El pecado crea, entonces, situaciones sociales opresivas e injustas para los seres humanos. Los cristianos, como seguidores de Jesús en la construcción del Reino del Padre, debemos erradicar el pecado tanto en lo individual como en las estructuras opresivas del ser humano, y por lo tanto, debemos estar siempre en una actitud de conversión y en una lucha por la justicia. “La búsqueda cristiana de la justicia es una exigencia de la enseñanza bíblica. Todos los hombres somos humildes administradores de los bienes. En la búsqueda de la salvación debemos evitar el dualismo que separa las tareas temporales de la santificación… Creemos que el amor a Cristo y a nuestros hermanos será no sólo la gran fuerza liberadora de la injusticia y la opresión…” (“Justicia” II, 5).

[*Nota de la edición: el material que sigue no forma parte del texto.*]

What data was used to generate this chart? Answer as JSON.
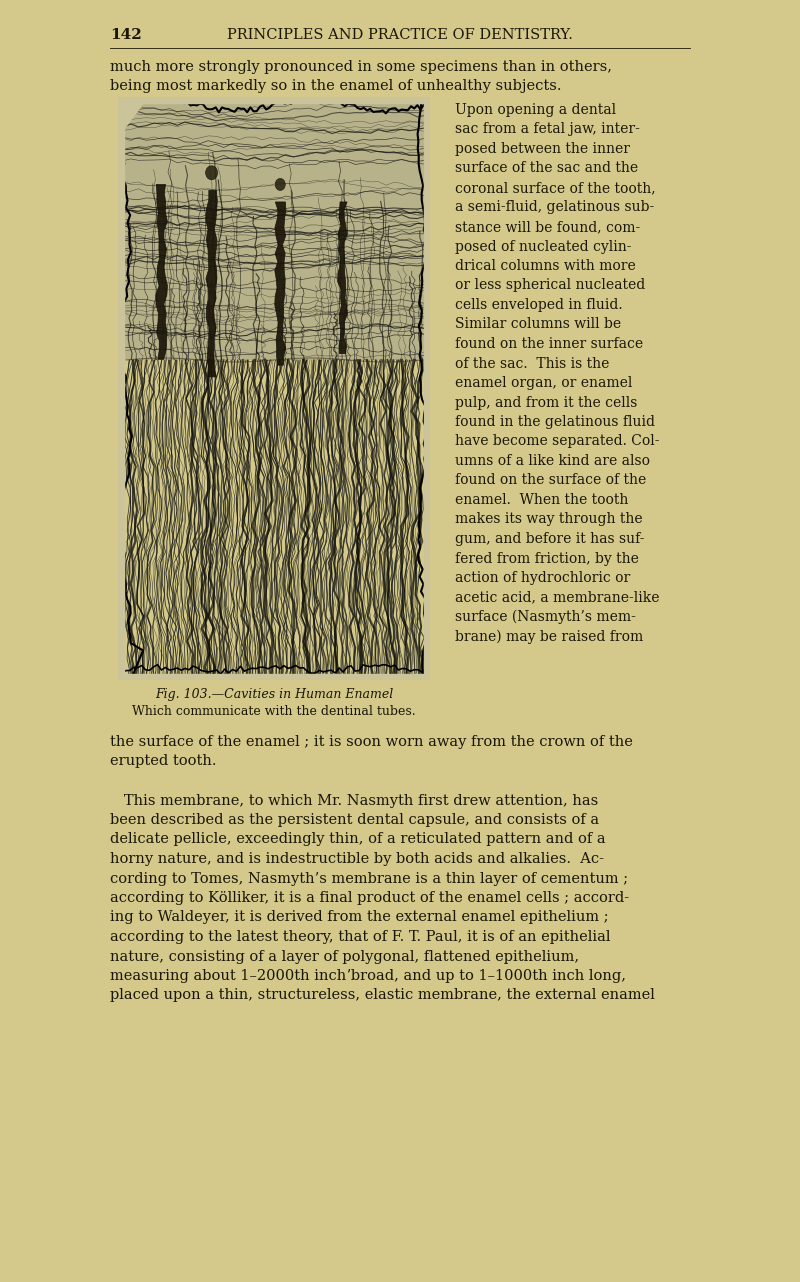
{
  "page_bg": "#d4c98a",
  "text_color": "#1a1608",
  "header_num": "142",
  "header_title": "PRINCIPLES AND PRACTICE OF DENTISTRY.",
  "fig_cap1": "Fig. 103.—Cavities in Human Enamel",
  "fig_cap2": "Which communicate with the dentinal tubes.",
  "para_top": [
    "much more strongly pronounced in some specimens than in others,",
    "being most markedly so in the enamel of unhealthy subjects."
  ],
  "right_col": [
    "Upon opening a dental",
    "sac from a fetal jaw, inter-",
    "posed between the inner",
    "surface of the sac and the",
    "coronal surface of the tooth,",
    "a semi-fluid, gelatinous sub-",
    "stance will be found, com-",
    "posed of nucleated cylin-",
    "drical columns with more",
    "or less spherical nucleated",
    "cells enveloped in fluid.",
    "Similar columns will be",
    "found on the inner surface",
    "of the sac.  This is the",
    "enamel organ, or enamel",
    "pulp, and from it the cells",
    "found in the gelatinous fluid",
    "have become separated. Col-",
    "umns of a like kind are also",
    "found on the surface of the",
    "enamel.  When the tooth",
    "makes its way through the",
    "gum, and before it has suf-",
    "fered from friction, by the",
    "action of hydrochloric or",
    "acetic acid, a membrane-like",
    "surface (Nasmyth’s mem-",
    "brane) may be raised from"
  ],
  "bottom_para": [
    "the surface of the enamel ; it is soon worn away from the crown of the",
    "erupted tooth.",
    "",
    "   This membrane, to which Mr. Nasmyth first drew attention, has",
    "been described as the persistent dental capsule, and consists of a",
    "delicate pellicle, exceedingly thin, of a reticulated pattern and of a",
    "horny nature, and is indestructible by both acids and alkalies.  Ac-",
    "cording to Tomes, Nasmyth’s membrane is a thin layer of cementum ;",
    "according to Kölliker, it is a final product of the enamel cells ; accord-",
    "ing to Waldeyer, it is derived from the external enamel epithelium ;",
    "according to the latest theory, that of F. T. Paul, it is of an epithelial",
    "nature, consisting of a layer of polygonal, flattened epithelium,",
    "measuring about 1–2000th inchʼbroad, and up to 1–1000th inch long,",
    "placed upon a thin, structureless, elastic membrane, the external enamel"
  ]
}
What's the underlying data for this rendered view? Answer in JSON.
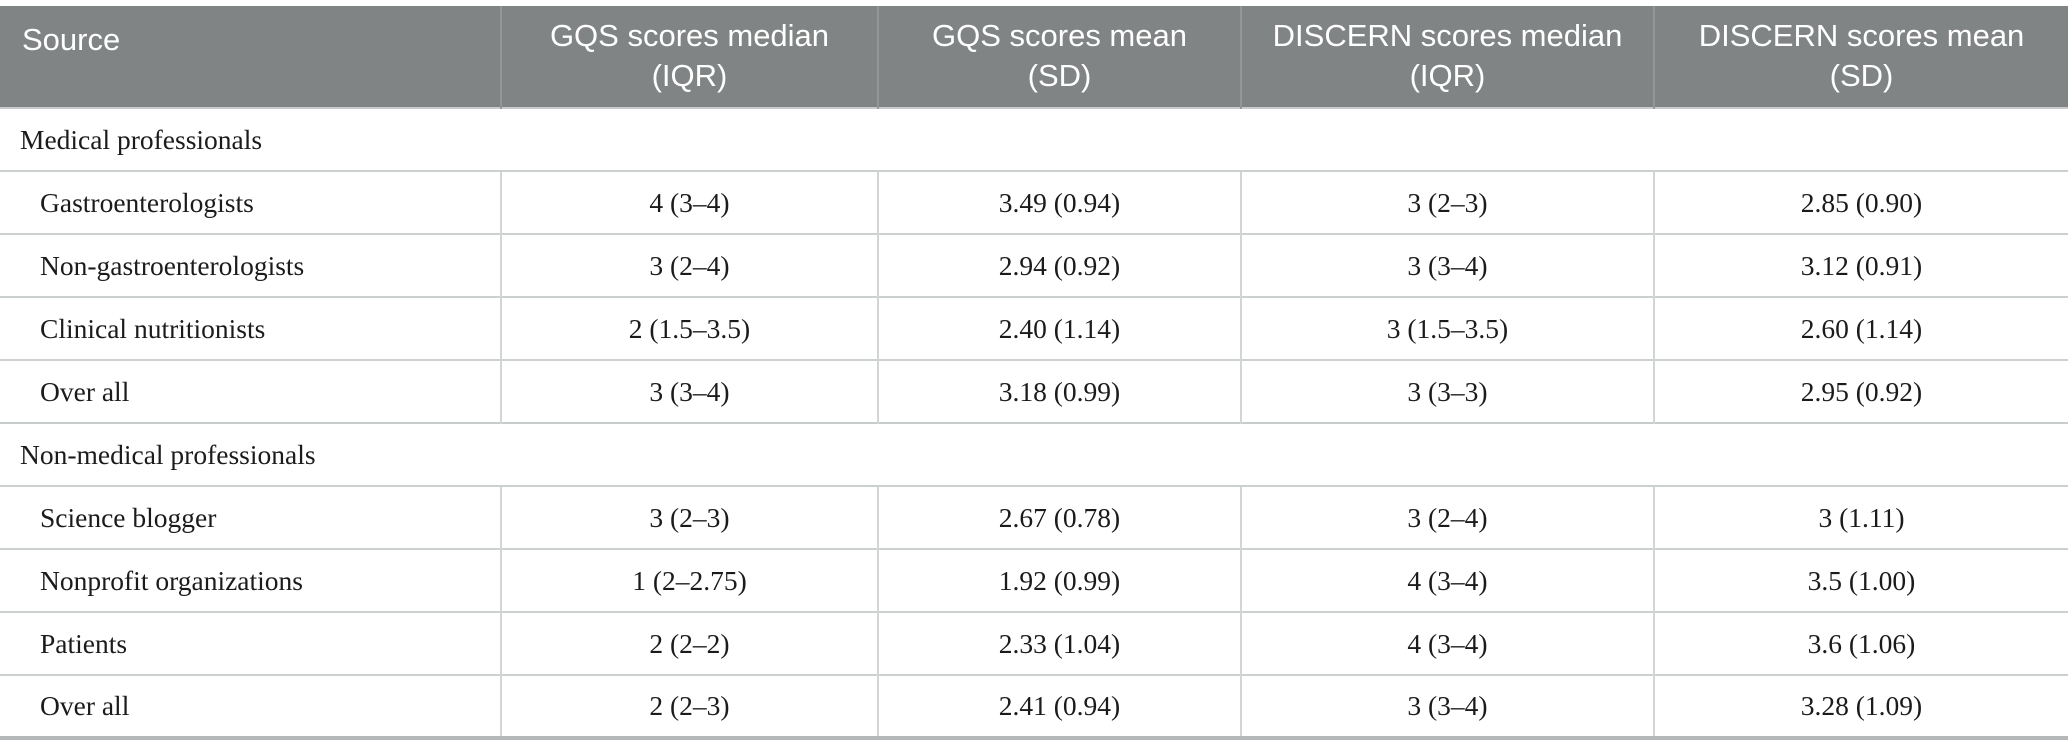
{
  "table": {
    "columns": [
      "Source",
      "GQS scores median (IQR)",
      "GQS scores mean (SD)",
      "DISCERN scores median (IQR)",
      "DISCERN scores mean (SD)"
    ],
    "sections": [
      {
        "label": "Medical professionals",
        "rows": [
          {
            "source": "Gastroenterologists",
            "gqs_median_iqr": "4 (3–4)",
            "gqs_mean_sd": "3.49 (0.94)",
            "discern_median_iqr": "3 (2–3)",
            "discern_mean_sd": "2.85 (0.90)"
          },
          {
            "source": "Non-gastroenterologists",
            "gqs_median_iqr": "3 (2–4)",
            "gqs_mean_sd": "2.94 (0.92)",
            "discern_median_iqr": "3 (3–4)",
            "discern_mean_sd": "3.12 (0.91)"
          },
          {
            "source": "Clinical nutritionists",
            "gqs_median_iqr": "2 (1.5–3.5)",
            "gqs_mean_sd": "2.40 (1.14)",
            "discern_median_iqr": "3 (1.5–3.5)",
            "discern_mean_sd": "2.60 (1.14)"
          },
          {
            "source": "Over all",
            "gqs_median_iqr": "3 (3–4)",
            "gqs_mean_sd": "3.18 (0.99)",
            "discern_median_iqr": "3 (3–3)",
            "discern_mean_sd": "2.95 (0.92)"
          }
        ]
      },
      {
        "label": "Non-medical professionals",
        "rows": [
          {
            "source": "Science blogger",
            "gqs_median_iqr": "3 (2–3)",
            "gqs_mean_sd": "2.67 (0.78)",
            "discern_median_iqr": "3 (2–4)",
            "discern_mean_sd": "3 (1.11)"
          },
          {
            "source": "Nonprofit organizations",
            "gqs_median_iqr": "1 (2–2.75)",
            "gqs_mean_sd": "1.92 (0.99)",
            "discern_median_iqr": "4 (3–4)",
            "discern_mean_sd": "3.5 (1.00)"
          },
          {
            "source": "Patients",
            "gqs_median_iqr": "2 (2–2)",
            "gqs_mean_sd": "2.33 (1.04)",
            "discern_median_iqr": "4 (3–4)",
            "discern_mean_sd": "3.6 (1.06)"
          },
          {
            "source": "Over all",
            "gqs_median_iqr": "2 (2–3)",
            "gqs_mean_sd": "2.41 (0.94)",
            "discern_median_iqr": "3 (3–4)",
            "discern_mean_sd": "3.28 (1.09)"
          }
        ]
      }
    ],
    "colors": {
      "header_background": "#818484",
      "header_text": "#ffffff",
      "body_text": "#1b1b1b",
      "row_divider": "#cdd0d0",
      "bottom_rule": "#b5b8b8"
    }
  }
}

Por otro lado, ante la miseria del pueblo latinoamericano, los obispos reunidos en Medellín, sienten la necesidad evangélica de una Iglesia más pobre, e incluso el documento número 14 lo titulan “Pobreza de la Iglesia”. Manifiestan: “Cristo nuestro Salvador no sólo amó a los pobres, sino que siendo rico se hizo pobre, vivió en la pobreza, centró su misión en el anuncio de los pobres de su liberación… La pobreza de la Iglesia y de sus miembros en América Latina debe ser signo y compromiso. Signo del valor inestimable del pobre a los ojos de Dios: compromiso de solidaridad con los que sufren” (14, II, 7).
Como decía, a pesar del conservadurismo de las jerarquías eclesiales, contra las que incluso lucha este Papa latinoamericano, Francisco I, a pesar de ello, digo, las Conclusiones de la Conferencia Episcopal de Medellín han sido trascendentales para la vida de muchos cristianos en América Latina. Todavía inspiran, hoy mismo, muchas acciones de cristianos a favor y junto con los empobrecidos en sus derechos, en sus reclamos de vida justa y digna.